Am 5. November 2024 hat der Rat für Wirtschaft und Finanzen (ECOFIN) der Europäischen Union endlich das lang erwartete Paket zur Mehrwertsteuer im digitalen Zeitalter (ViDA) verabschiedet . Diese wegweisende Entscheidung kommt nach fast zweijährigen Verhandlungen und ist ein wichtiger Schritt zur Modernisierung des Mehrwertsteuersystems der EU. Jetzt muss es nur noch an das Parlament gehen, um die endgültige Genehmigung zu erhalten.
Das ViDA-Paket wird weitreichende Auswirkungen auf Unternehmen haben, die in der EU tätig sind. Unternehmen müssen sich bis Juli 2030 an die neuen Anforderungen an die eRechnungsstellung und die Echtzeitberichterstattung anpassen.
Online-Plattformen, die bestimmte Dienstleistungen wie die kurzfristige Vermietung von Unterkünften und die Personenbeförderung ermöglichen, werden für die Erhebung und Abführung der Mehrwertsteuer im Namen nicht registrierter Dienstleistungserbringer zuständig sein. Diese Änderung zielt darauf ab, gleiche Wettbewerbsbedingungen zwischen traditionellen Dienstleistern und solchen, die über digitale Plattformen tätig sind, zu schaffen.
Die Einhaltung der Mehrwertsteuervorschriften wird auch für einige Unternehmen, die in mehreren EU-Ländern tätig sind, vereinfacht.

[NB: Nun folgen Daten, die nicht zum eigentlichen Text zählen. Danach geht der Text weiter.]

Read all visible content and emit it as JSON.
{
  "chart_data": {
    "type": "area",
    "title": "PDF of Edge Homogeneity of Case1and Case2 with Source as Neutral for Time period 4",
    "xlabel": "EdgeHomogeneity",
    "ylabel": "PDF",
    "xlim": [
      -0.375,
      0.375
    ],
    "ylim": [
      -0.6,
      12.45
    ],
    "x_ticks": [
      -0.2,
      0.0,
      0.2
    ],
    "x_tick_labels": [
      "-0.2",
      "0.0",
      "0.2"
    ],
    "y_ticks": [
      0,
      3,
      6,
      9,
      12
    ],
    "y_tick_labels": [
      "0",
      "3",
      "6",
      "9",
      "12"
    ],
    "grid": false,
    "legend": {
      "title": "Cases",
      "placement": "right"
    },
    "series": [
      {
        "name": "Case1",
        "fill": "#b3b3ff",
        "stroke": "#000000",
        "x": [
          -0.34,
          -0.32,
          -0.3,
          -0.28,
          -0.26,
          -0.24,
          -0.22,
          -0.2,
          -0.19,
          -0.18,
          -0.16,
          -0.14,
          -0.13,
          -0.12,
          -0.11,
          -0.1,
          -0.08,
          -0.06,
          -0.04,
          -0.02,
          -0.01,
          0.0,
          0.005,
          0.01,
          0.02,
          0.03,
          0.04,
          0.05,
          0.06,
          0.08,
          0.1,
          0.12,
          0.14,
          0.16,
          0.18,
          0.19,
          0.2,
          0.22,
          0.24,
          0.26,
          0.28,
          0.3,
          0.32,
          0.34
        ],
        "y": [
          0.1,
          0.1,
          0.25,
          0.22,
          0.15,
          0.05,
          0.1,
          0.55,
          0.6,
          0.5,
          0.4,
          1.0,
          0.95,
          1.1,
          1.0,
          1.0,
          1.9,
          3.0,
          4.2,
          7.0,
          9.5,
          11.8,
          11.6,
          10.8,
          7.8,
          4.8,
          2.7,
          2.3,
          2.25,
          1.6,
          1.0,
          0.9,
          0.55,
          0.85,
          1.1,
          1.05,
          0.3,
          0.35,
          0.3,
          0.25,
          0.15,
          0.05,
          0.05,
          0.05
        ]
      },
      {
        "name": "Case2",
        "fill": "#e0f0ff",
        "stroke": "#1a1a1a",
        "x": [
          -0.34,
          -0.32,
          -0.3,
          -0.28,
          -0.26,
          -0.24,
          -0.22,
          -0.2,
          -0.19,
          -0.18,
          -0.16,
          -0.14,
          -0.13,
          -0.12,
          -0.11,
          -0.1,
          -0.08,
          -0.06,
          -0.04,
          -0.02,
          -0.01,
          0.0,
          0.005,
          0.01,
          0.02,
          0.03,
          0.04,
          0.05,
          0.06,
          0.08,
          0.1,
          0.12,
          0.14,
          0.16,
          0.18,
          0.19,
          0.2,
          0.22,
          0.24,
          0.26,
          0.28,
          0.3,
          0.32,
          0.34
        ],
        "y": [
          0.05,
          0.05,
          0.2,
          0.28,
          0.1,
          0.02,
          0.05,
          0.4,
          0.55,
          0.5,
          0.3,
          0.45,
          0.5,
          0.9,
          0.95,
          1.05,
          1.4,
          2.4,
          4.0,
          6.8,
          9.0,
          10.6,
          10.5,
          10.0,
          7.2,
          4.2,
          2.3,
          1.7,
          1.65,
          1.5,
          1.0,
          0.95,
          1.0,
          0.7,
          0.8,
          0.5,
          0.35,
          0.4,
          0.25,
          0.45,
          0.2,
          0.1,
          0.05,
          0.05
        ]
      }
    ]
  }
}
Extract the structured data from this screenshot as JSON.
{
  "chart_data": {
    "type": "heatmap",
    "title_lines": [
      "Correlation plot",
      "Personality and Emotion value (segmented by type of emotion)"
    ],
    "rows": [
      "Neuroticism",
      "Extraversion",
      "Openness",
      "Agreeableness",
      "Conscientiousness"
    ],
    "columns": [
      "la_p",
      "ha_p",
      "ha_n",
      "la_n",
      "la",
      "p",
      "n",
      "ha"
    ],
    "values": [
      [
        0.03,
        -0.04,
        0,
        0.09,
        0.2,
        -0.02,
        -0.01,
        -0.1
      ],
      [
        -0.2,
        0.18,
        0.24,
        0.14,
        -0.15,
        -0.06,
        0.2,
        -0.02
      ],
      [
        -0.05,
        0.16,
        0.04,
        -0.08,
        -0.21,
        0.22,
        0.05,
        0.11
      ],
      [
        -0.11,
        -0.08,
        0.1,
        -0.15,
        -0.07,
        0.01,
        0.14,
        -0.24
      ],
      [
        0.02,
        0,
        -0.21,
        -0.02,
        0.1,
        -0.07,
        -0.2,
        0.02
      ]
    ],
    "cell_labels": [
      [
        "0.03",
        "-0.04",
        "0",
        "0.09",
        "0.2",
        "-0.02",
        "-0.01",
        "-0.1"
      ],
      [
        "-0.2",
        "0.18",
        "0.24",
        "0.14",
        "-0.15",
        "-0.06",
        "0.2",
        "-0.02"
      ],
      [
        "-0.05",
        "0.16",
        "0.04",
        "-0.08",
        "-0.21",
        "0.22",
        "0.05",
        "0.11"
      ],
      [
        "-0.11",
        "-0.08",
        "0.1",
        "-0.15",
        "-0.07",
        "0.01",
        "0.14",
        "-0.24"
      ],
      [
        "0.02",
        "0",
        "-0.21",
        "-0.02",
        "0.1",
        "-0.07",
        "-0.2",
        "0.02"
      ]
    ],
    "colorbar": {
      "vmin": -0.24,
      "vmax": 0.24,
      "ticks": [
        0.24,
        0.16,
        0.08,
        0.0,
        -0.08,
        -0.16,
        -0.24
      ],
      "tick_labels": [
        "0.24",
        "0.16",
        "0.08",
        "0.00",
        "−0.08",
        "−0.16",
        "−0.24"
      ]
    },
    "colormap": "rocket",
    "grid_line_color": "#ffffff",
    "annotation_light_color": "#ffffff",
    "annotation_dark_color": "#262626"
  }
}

Wichtige Änderungen und Kompromisse
Das ViDA-Paket, das ursprünglich im Dezember 2022 vorgeschlagen wurde, konzentriert sich auf drei Hauptbereiche:
- Säule 1: Anforderungen an die digitale Berichterstattung – Mit dieser Säule wird ein neues Echtzeit-Meldesystem für Mehrwertsteuertransaktionen in der gesamten EU eingeführt, mit dem Fälle von Mehrwertsteuerbetrug sofort gemeldet werden können. Dazu gehört auch die obligatorische eRechnungsstellung in einem standardisierten Format.
- Säule 2: Aktualisierte Regeln für die Plattformwirtschaft – Diese Säule befasst sich mit der wachsenden Plattformwirtschaft und ihren Auswirkungen auf die Mehrwertsteuererhebung. Die Mehrwertsteuervorschriften müssen aktualisiert werden, so dass die Betreiber der Plattformwirtschaft für die Erhebung der Mehrwertsteuer verantwortlich sind, wenn die Dienstleister dies nicht tun, und für die Abführung dieser Mehrwertsteuer an die Steuerbehörden.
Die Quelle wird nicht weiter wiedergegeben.